In the correct context, your responses will demonstrate the competence, skill, and experience you can deliver if offered the job. But generic and long-winded answers will get you eliminated.

These tips can help you ace any behavioral interview.

Recognizing Behavioral Questions

Behavioral questions are those that prompt you to respond with a real-life example of how you handled a certain situation in the past. They often begin with:

  • Tell me about a time…?
  • Give me an example of…?
  • How did you go about…?
  • What did you do when…?
  • Describe a situation when…?


You may have heard of the S.T.A.R. system that is considered the gold standard for responding to interview questions. The acronym stands for Situation, Task, Action, and Results. To use this system effectively in an interview, respond to questions by answering with:

  • Situation: Provide a high-level overview of the scenario with just enough detail to provide context but don’t get carried away with too much detail.
  • Task: Describe the role (responsibility) you had in the situation
  • Action: How did you respond? What action or steps did you take?
  • Results: What was the outcome of that action? What was achieved? Include a measurement to elevate the impact of the overall example.

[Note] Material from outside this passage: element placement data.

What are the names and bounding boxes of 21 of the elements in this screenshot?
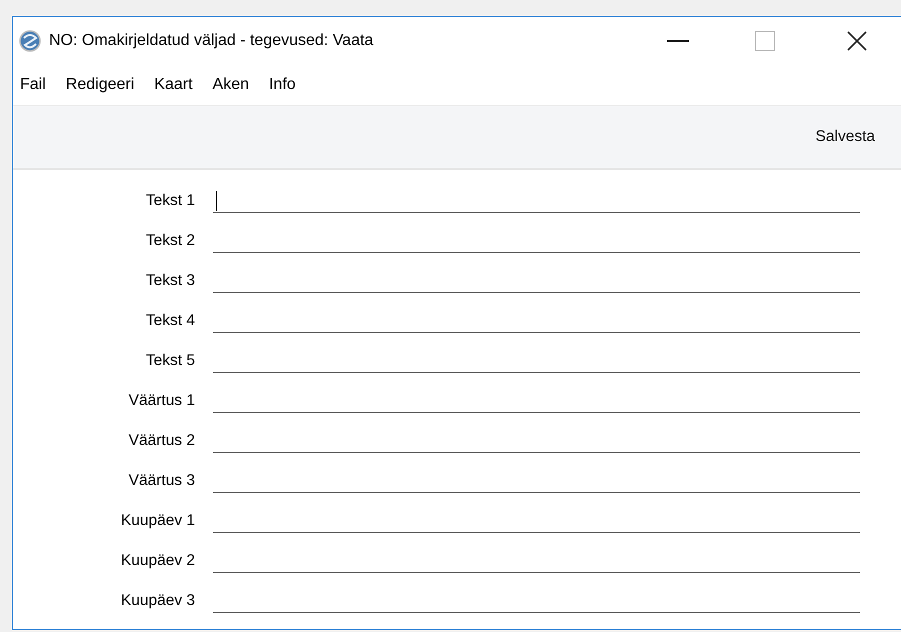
input-field[interactable]	[213, 191, 860, 213]
field-label: Tekst 4	[144, 312, 196, 330]
field-label: Kuupäev 1	[120, 512, 196, 530]
menu-item[interactable]: Info	[264, 76, 302, 94]
field-label: Väärtus 3	[128, 472, 196, 490]
field-label: Väärtus 2	[128, 432, 196, 450]
field-label: Väärtus 1	[128, 392, 196, 410]
field-label: Kuupäev 2	[120, 552, 196, 570]
field-label: Tekst 1	[144, 192, 196, 210]
field-label: Tekst 3	[144, 272, 196, 290]
close-icon[interactable]	[847, 31, 867, 51]
app-icon	[19, 30, 41, 52]
menu-item[interactable]: Redigeeri	[60, 76, 140, 94]
save-button[interactable]: Salvesta	[814, 126, 877, 148]
window-title: NO: Omakirjeldatud väljad - tegevused: Vaata	[49, 32, 374, 50]
menu-item[interactable]: Aken	[208, 76, 255, 94]
field-label: Kuupäev 3	[120, 592, 196, 610]
menu-item[interactable]: Fail	[15, 76, 52, 94]
field-label: Tekst 5	[144, 352, 196, 370]
field-label: Tekst 2	[144, 232, 196, 250]
menu-item[interactable]: Kaart	[149, 76, 199, 94]
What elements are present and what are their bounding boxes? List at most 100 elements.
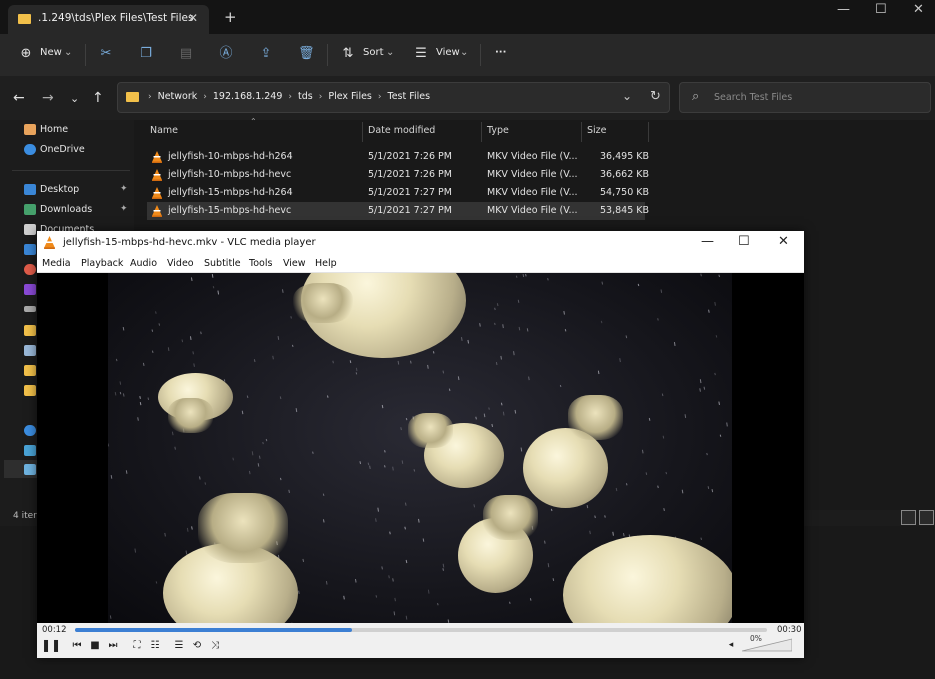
tab-close-icon[interactable]: ✕: [188, 11, 198, 25]
chevron-right-icon: ›: [377, 91, 382, 102]
menu-view[interactable]: View: [283, 258, 306, 269]
shuffle-icon[interactable]: ⤨: [207, 638, 223, 653]
particle-streak: [648, 417, 651, 421]
vlc-maximize-icon[interactable]: ☐: [738, 234, 750, 249]
sidebar-item-onedrive[interactable]: OneDrive: [24, 144, 85, 155]
particle-streak: [392, 466, 394, 471]
particle-streak: [251, 451, 254, 456]
sidebar-item-home[interactable]: Home: [24, 124, 68, 135]
column-header-size[interactable]: Size: [587, 125, 607, 136]
folder-icon[interactable]: [24, 385, 36, 396]
folder-icon[interactable]: [24, 365, 36, 376]
menu-subtitle[interactable]: Subtitle: [204, 258, 241, 269]
column-header-date[interactable]: Date modified: [368, 125, 435, 136]
drive-icon[interactable]: [24, 306, 36, 312]
volume-slider[interactable]: 0%: [742, 634, 792, 652]
rename-icon[interactable]: Ⓐ: [218, 46, 234, 62]
pause-button[interactable]: ❚❚: [41, 638, 61, 653]
forward-arrow-icon[interactable]: →: [42, 90, 54, 106]
particle-streak: [171, 431, 174, 436]
particle-streak: [589, 530, 591, 535]
file-row[interactable]: jellyfish-10-mbps-hd-h264 5/1/2021 7:26 …: [147, 148, 649, 166]
sort-button[interactable]: Sort: [363, 47, 384, 58]
particle-streak: [544, 540, 546, 544]
maximize-icon[interactable]: ☐: [875, 2, 887, 17]
sidebar-item-desktop[interactable]: Desktop: [24, 184, 79, 195]
details-view-icon[interactable]: [901, 510, 916, 525]
particle-streak: [164, 532, 166, 537]
playlist-icon[interactable]: ☰: [171, 638, 187, 653]
column-header-name[interactable]: Name: [150, 125, 178, 136]
new-tab-button[interactable]: +: [224, 8, 237, 26]
fullscreen-icon[interactable]: ⛶: [129, 638, 145, 653]
next-icon[interactable]: ⏭: [105, 638, 121, 653]
view-icon[interactable]: ☰: [413, 46, 429, 62]
particle-streak: [394, 597, 396, 602]
menu-audio[interactable]: Audio: [130, 258, 157, 269]
tab-test-files[interactable]: .1.249\tds\Plex Files\Test Files ✕: [8, 5, 209, 34]
tiles-view-icon[interactable]: [919, 510, 934, 525]
paste-icon[interactable]: ▤: [178, 46, 194, 62]
file-row[interactable]: jellyfish-10-mbps-hd-hevc 5/1/2021 7:26 …: [147, 166, 649, 184]
file-size: 36,662 KB: [600, 169, 650, 180]
menu-tools[interactable]: Tools: [249, 258, 272, 269]
vlc-minimize-icon[interactable]: —: [701, 234, 714, 249]
new-chevron-icon[interactable]: ⌄: [64, 47, 72, 58]
view-chevron-icon[interactable]: ⌄: [460, 47, 468, 58]
menu-playback[interactable]: Playback: [81, 258, 123, 269]
recent-chevron-icon[interactable]: ⌄: [70, 92, 79, 105]
refresh-icon[interactable]: ↻: [650, 89, 661, 104]
new-plus-icon[interactable]: ⊕: [18, 46, 34, 62]
mute-icon[interactable]: ◂: [723, 638, 739, 653]
vlc-close-icon[interactable]: ✕: [778, 234, 789, 249]
folder-icon[interactable]: [24, 325, 36, 336]
this-pc-icon[interactable]: [24, 445, 36, 456]
particle-streak: [660, 289, 663, 293]
search-box[interactable]: ⌕ Search Test Files: [679, 82, 931, 113]
view-button[interactable]: View: [436, 47, 460, 58]
pictures-icon[interactable]: [24, 244, 36, 255]
breadcrumb-host[interactable]: 192.168.1.249: [213, 91, 283, 102]
loop-icon[interactable]: ⟲: [189, 638, 205, 653]
close-window-icon[interactable]: ✕: [913, 2, 924, 17]
music-icon[interactable]: [24, 264, 36, 275]
particle-streak: [502, 324, 504, 329]
jellyfish-image: [293, 283, 353, 323]
delete-icon[interactable]: 🗑: [298, 46, 315, 62]
video-area[interactable]: [37, 273, 804, 623]
cloud-icon[interactable]: [24, 425, 36, 436]
seek-bar[interactable]: [75, 628, 767, 632]
menu-help[interactable]: Help: [315, 258, 337, 269]
breadcrumb-network[interactable]: Network: [158, 91, 198, 102]
extended-settings-icon[interactable]: ☷: [147, 638, 163, 653]
more-options-button[interactable]: ···: [495, 47, 506, 58]
copy-icon[interactable]: ❐: [138, 46, 154, 62]
sort-chevron-icon[interactable]: ⌄: [386, 47, 394, 58]
menu-media[interactable]: Media: [42, 258, 71, 269]
cut-icon[interactable]: ✂: [98, 46, 114, 62]
address-history-chevron-icon[interactable]: ⌄: [622, 89, 632, 103]
share-icon[interactable]: ⇪: [258, 46, 274, 62]
previous-icon[interactable]: ⏮: [69, 638, 85, 653]
menu-video[interactable]: Video: [167, 258, 194, 269]
particle-streak: [134, 548, 137, 553]
network-drive-icon[interactable]: [24, 345, 36, 356]
breadcrumb-tds[interactable]: tds: [298, 91, 313, 102]
sidebar-item-downloads[interactable]: Downloads: [24, 204, 92, 215]
file-row[interactable]: jellyfish-15-mbps-hd-h264 5/1/2021 7:27 …: [147, 184, 649, 202]
file-row-selected[interactable]: jellyfish-15-mbps-hd-hevc 5/1/2021 7:27 …: [147, 202, 649, 220]
minimize-icon[interactable]: —: [837, 2, 850, 17]
stop-icon[interactable]: ■: [87, 638, 103, 653]
vlc-title-bar[interactable]: jellyfish-15-mbps-hd-hevc.mkv - VLC medi…: [37, 231, 804, 255]
breadcrumb-test-files[interactable]: Test Files: [388, 91, 431, 102]
sort-icon[interactable]: ⇅: [340, 46, 356, 62]
column-header-type[interactable]: Type: [487, 125, 509, 136]
up-arrow-icon[interactable]: ↑: [92, 90, 104, 106]
particle-streak: [422, 538, 425, 542]
breadcrumb-plex-files[interactable]: Plex Files: [328, 91, 372, 102]
back-arrow-icon[interactable]: ←: [13, 90, 25, 106]
videos-icon[interactable]: [24, 284, 36, 295]
address-bar[interactable]: › Network › 192.168.1.249 › tds › Plex F…: [117, 82, 670, 113]
particle-streak: [388, 575, 390, 579]
new-button[interactable]: New: [40, 47, 62, 58]
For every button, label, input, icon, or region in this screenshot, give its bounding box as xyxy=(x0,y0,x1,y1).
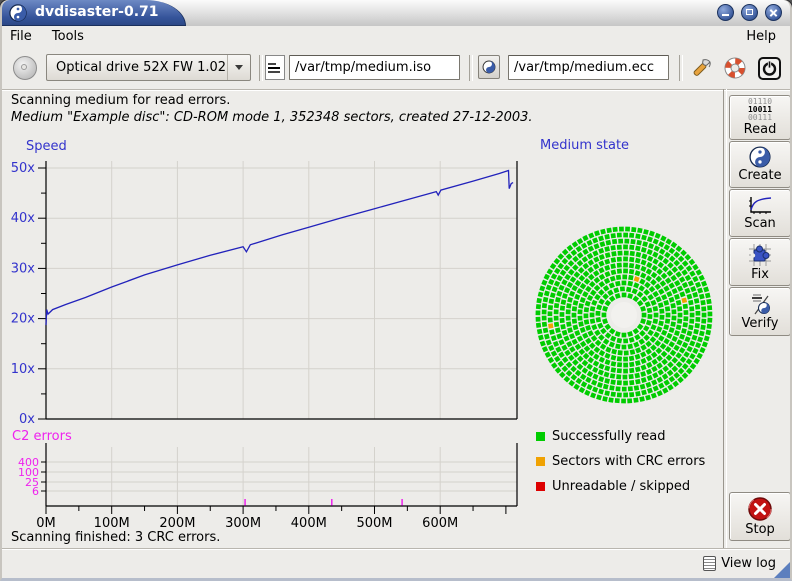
svg-text:300M: 300M xyxy=(225,516,261,531)
svg-text:500M: 500M xyxy=(356,516,392,531)
scan-result-text: Scanning finished: 3 CRC errors. xyxy=(11,530,220,545)
view-log-label: View log xyxy=(721,556,776,571)
legend-label: Sectors with CRC errors xyxy=(552,454,705,469)
statusbar: View log xyxy=(2,548,790,579)
toolbar-separator xyxy=(259,55,263,81)
fix-button[interactable]: Fix xyxy=(729,238,791,286)
c2-error-spikes xyxy=(245,499,402,506)
read-button[interactable]: 01110 10011 00111 Read xyxy=(729,95,791,140)
svg-text:0M: 0M xyxy=(36,516,56,531)
svg-text:100M: 100M xyxy=(94,516,130,531)
legend-swatch-crc xyxy=(536,457,545,466)
maximize-button[interactable] xyxy=(741,4,758,21)
menu-tools[interactable]: Tools xyxy=(44,26,92,47)
lifebuoy-icon xyxy=(722,55,748,81)
titlebar-tab: dvdisaster-0.71 xyxy=(2,0,186,26)
toolbar: Optical drive 52X FW 1.02 xyxy=(2,48,790,90)
stop-icon xyxy=(747,496,773,522)
menubar: File Tools Help xyxy=(2,26,790,48)
iso-file-icon xyxy=(265,55,285,80)
verify-icon xyxy=(747,292,773,316)
minimize-button[interactable] xyxy=(717,4,734,21)
create-button-label: Create xyxy=(738,168,781,183)
create-yinyang-icon xyxy=(749,146,771,168)
legend-item: Sectors with CRC errors xyxy=(536,449,726,474)
drive-selector-value: Optical drive 52X FW 1.02 xyxy=(47,60,227,75)
app-logo-icon xyxy=(9,4,27,22)
stop-button-label: Stop xyxy=(745,522,775,537)
status-line-medium-info: Medium "Example disc": CD-ROM mode 1, 35… xyxy=(11,110,533,125)
create-button[interactable]: Create xyxy=(729,141,791,188)
legend-swatch-bad xyxy=(536,482,545,491)
toolbar-separator xyxy=(469,55,473,81)
verify-button[interactable]: Verify xyxy=(729,287,791,336)
legend-swatch-good xyxy=(536,432,545,441)
ecc-path-input[interactable] xyxy=(508,55,669,80)
svg-text:400M: 400M xyxy=(291,516,327,531)
close-button[interactable] xyxy=(765,4,782,21)
svg-text:600M: 600M xyxy=(422,516,458,531)
medium-state-disc xyxy=(526,217,722,413)
legend-label: Successfully read xyxy=(552,429,665,444)
preferences-button[interactable] xyxy=(687,53,715,83)
menu-help[interactable]: Help xyxy=(738,26,784,47)
toolbar-separator xyxy=(679,55,683,81)
sidebar-separator xyxy=(723,89,727,548)
svg-text:10x: 10x xyxy=(11,362,36,377)
view-log-button[interactable]: View log xyxy=(699,552,780,574)
window-title: dvdisaster-0.71 xyxy=(35,0,159,25)
legend-item: Unreadable / skipped xyxy=(536,474,726,499)
scan-button[interactable]: Scan xyxy=(729,189,791,237)
ecc-file-icon xyxy=(478,55,500,79)
iso-path-input[interactable] xyxy=(289,55,460,80)
read-icon: 01110 10011 00111 xyxy=(748,98,772,122)
drive-selector[interactable]: Optical drive 52X FW 1.02 xyxy=(46,54,251,81)
svg-text:0x: 0x xyxy=(19,412,35,427)
fix-button-label: Fix xyxy=(751,267,769,282)
fix-puzzle-icon xyxy=(747,243,773,267)
svg-text:40x: 40x xyxy=(11,211,36,226)
chevron-down-icon xyxy=(235,65,243,70)
scan-button-label: Scan xyxy=(744,216,776,231)
verify-button-label: Verify xyxy=(742,316,779,331)
status-line-primary: Scanning medium for read errors. xyxy=(11,93,230,108)
medium-state-title: Medium state xyxy=(540,138,629,153)
power-icon xyxy=(757,56,782,81)
svg-text:200M: 200M xyxy=(159,516,195,531)
drive-selector-arrow[interactable] xyxy=(227,55,250,80)
quit-button[interactable] xyxy=(755,53,783,83)
svg-text:50x: 50x xyxy=(11,161,36,176)
log-list-icon xyxy=(703,556,716,571)
svg-text:30x: 30x xyxy=(11,261,36,276)
read-button-label: Read xyxy=(744,122,777,137)
cd-disc-icon xyxy=(13,56,37,80)
charts-canvas: 0x 10x 20x 30x 40x 50x 0M 100M 200M 300M 400M 500M 6… xyxy=(2,135,524,548)
resize-grip[interactable] xyxy=(774,562,790,578)
ecc-yinyang-glyph xyxy=(482,60,496,74)
legend-label: Unreadable / skipped xyxy=(552,479,690,494)
svg-text:20x: 20x xyxy=(11,312,36,327)
scan-chart-icon xyxy=(747,195,773,216)
speed-curve xyxy=(46,171,513,326)
legend-item: Successfully read xyxy=(536,424,726,449)
stop-button[interactable]: Stop xyxy=(729,492,791,541)
svg-text:6: 6 xyxy=(32,485,39,498)
help-button[interactable] xyxy=(721,53,749,83)
medium-state-legend: Successfully read Sectors with CRC error… xyxy=(536,424,726,499)
wrench-icon xyxy=(689,56,713,80)
menu-file[interactable]: File xyxy=(2,26,40,47)
drive-info-button[interactable] xyxy=(10,53,40,83)
app-window: dvdisaster-0.71 File Tools Help Optical … xyxy=(0,0,792,581)
titlebar[interactable]: dvdisaster-0.71 xyxy=(2,0,790,27)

By putting the STAR system to use, you’ll be capable of providing a comprehensive answer in a few sentences.

What’s Your Point?

Candidates have a tendency to fall short in answering behavioral questions because they address the Situation and the Task in too much detail. That leads to rambling as a result of the candidate getting lost in the weeds. They don’t remember the original question or they don’t know how to come to a conclusion with the story. That’s because they really don’t know what they are trying to point out.  Either way, a critical aspect of the story isn’t relayed because the most important part of the answer lies in the Action that was taken and the Results that were achieved.

Systematically answering every question by addressing each point of the STAR allows you to stay on track. That means you’ll be able to respond with a meaningful answer. And understanding exactly how to frame and end the answer will help you avoid talking in aimless circles. Now you have a defined ending so you’ll know when to stop talking.

It’s Complicated

Behavioral interview questions are designed to provide more context to the experiences highlighted on a resume. But it’s also an opportunity to explore the depth of expertise the candidate has in the most critical aspects of the role. The best answers will offer scope and complexity. It’s not just about how you handled the situation, it’s about:

(S): How challenging were the circumstances?

(T): What was the significance of your role?

(A): How complex was the action that was taken?

(R) What were the results and the measured impact of your efforts?

Remember, your goal is to articulate an accurate depiction of how you perform in specific situations and you can validate that performance by providing examples with substance. Stay on target with a proven method of answering behavioral questions and you’ll be the STAR.